The battlefield was no longer a place — it was a graveyard of sound.
Screams, steel, and thunder blended into one endless roar. The sky above still flickered with streaks of light — where Duke Viron and General Lyrn's battle burned like two gods clashing. But below, where the earth was soaked red, the real war unfolded.
Men and women of both empires fought in mud and fire — soldiers whose names history would never remember.
"Push forward! Don't break formation!"
Captain Laren of Voltair's 3rd Battalion swung his blade, cutting through an Infris soldier before another spear grazed his shoulder. His breath came ragged, the heat unbearable. Even the air smelled of ash.
Arrows rained from both sides, igniting midair as the fire magi of Infris unleashed burning volleys. In response, Voltairian stormcasters raised barriers of compressed wind — a dome of swirling currents that crackled under impact.
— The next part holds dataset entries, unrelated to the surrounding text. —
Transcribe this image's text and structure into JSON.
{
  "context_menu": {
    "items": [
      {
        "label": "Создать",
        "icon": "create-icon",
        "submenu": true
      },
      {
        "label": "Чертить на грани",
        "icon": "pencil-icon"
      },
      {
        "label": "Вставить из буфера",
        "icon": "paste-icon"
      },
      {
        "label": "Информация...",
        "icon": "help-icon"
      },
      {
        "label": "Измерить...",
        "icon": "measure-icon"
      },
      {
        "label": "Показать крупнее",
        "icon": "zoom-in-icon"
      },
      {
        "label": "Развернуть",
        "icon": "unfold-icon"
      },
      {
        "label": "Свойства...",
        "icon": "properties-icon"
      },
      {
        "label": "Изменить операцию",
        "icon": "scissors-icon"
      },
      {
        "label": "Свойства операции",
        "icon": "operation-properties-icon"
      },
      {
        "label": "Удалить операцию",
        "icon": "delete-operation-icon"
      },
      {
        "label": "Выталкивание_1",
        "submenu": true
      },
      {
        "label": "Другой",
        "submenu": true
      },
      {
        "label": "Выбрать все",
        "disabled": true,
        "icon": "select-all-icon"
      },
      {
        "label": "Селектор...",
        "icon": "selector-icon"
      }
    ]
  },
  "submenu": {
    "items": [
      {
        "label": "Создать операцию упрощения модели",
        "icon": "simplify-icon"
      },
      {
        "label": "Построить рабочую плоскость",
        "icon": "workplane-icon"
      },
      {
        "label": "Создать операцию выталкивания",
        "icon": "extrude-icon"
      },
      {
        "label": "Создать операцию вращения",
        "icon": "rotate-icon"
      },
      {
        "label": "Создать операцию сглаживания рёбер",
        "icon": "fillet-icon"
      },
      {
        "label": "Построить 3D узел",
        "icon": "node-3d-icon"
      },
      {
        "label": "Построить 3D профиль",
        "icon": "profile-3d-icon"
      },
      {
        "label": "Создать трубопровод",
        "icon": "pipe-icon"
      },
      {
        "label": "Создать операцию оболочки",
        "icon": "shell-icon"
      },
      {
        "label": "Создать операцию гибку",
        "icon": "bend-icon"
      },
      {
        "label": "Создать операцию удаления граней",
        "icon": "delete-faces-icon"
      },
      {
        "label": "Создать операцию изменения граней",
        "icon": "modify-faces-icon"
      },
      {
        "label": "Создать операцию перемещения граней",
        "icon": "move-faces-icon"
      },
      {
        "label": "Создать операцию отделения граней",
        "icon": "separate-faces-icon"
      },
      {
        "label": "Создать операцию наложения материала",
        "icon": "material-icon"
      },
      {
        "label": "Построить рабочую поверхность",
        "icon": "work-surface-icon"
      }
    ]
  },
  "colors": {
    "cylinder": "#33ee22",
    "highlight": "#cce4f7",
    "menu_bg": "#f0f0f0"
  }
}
Inside that barrier, dozens of young soldiers crouched — trembling, clutching weapons slick with sweat and blood.
"Are we… winning?" a boy whispered. His voice cracked — too young for this war, too human for this madness.
Laren didn't answer. He couldn't lie — not when the ground was already littered with his brothers.
A moment later, the wind barrier shattered. Flames poured in.
"Brace!"
The soldiers screamed as heat engulfed them. But before death could reach them, a roar split the air — and a wall of earth surged upward, blocking the flames.
From behind it stepped a grizzled figure in dented armor — General Tavir, commander of the 5th Regiment. His voice thundered above the chaos.
"Stand! Every step you take back is another home lost! For Voltair!"
His words lit something inside them. Fear turned into fire — not the kind that burned skin, but the kind that burned despair.
"FOR VOLTAIR!"
They charged.
Steel met flame once more. Swords clanged, blood splashed, men fell — and still, they fought.
Amidst it all, an Infris commander bellowed, "For Infris and the Flame King!" His troops surged forward, their armor glowing with enchantments, weapons burning with searing heat.
But the Voltairians held their ground. Every thrust of a spear, every swing of a sword — it wasn't elegance. It was desperation. Survival.
A soldier tripped beside Laren, clutching his gut, whispering his mother's name before going still. Laren's hand shook, his blade dripping red. For a heartbeat, he wanted to stop. To breathe. To live.
Then he saw the enemy advancing again.
He clenched his teeth, raised his sword, and screamed his rage into the storm.
---
Far above them, lightning flashed — Duke Viron's storm clashing again with Lyrn's fire. The heavens raged, but none below had time to watch.
The plains had turned into rivers of mud and blood. Horses screamed. Banners fell. Magic scorched the earth until it no longer remembered what color it once was.
And through it all, the drums never stopped.
By nightfall, neither side had gained ground.
A thousand had fallen. A thousand more still stood.
As dusk crept over the horizon, Laren collapsed beside the remains of a shattered siege cart. His hand trembled as he pressed it against the dirt, feeling it pulse beneath him — the heartbeat of war.
He looked up at the burning horizon, where storms and fire danced among the clouds.
"So this… is what gods fight for," he whispered.
No one answered him. Only the wind did — cold and cruel.
And in that moment, every soldier on both sides understood something unspoken:
For the powerful, war was glory.
For them — it was survival.
---
The battle continued into the night. Neither side retreated. The gods above still fought, and the mortals below still bled. The war for the Terra King's Egg had only just begun.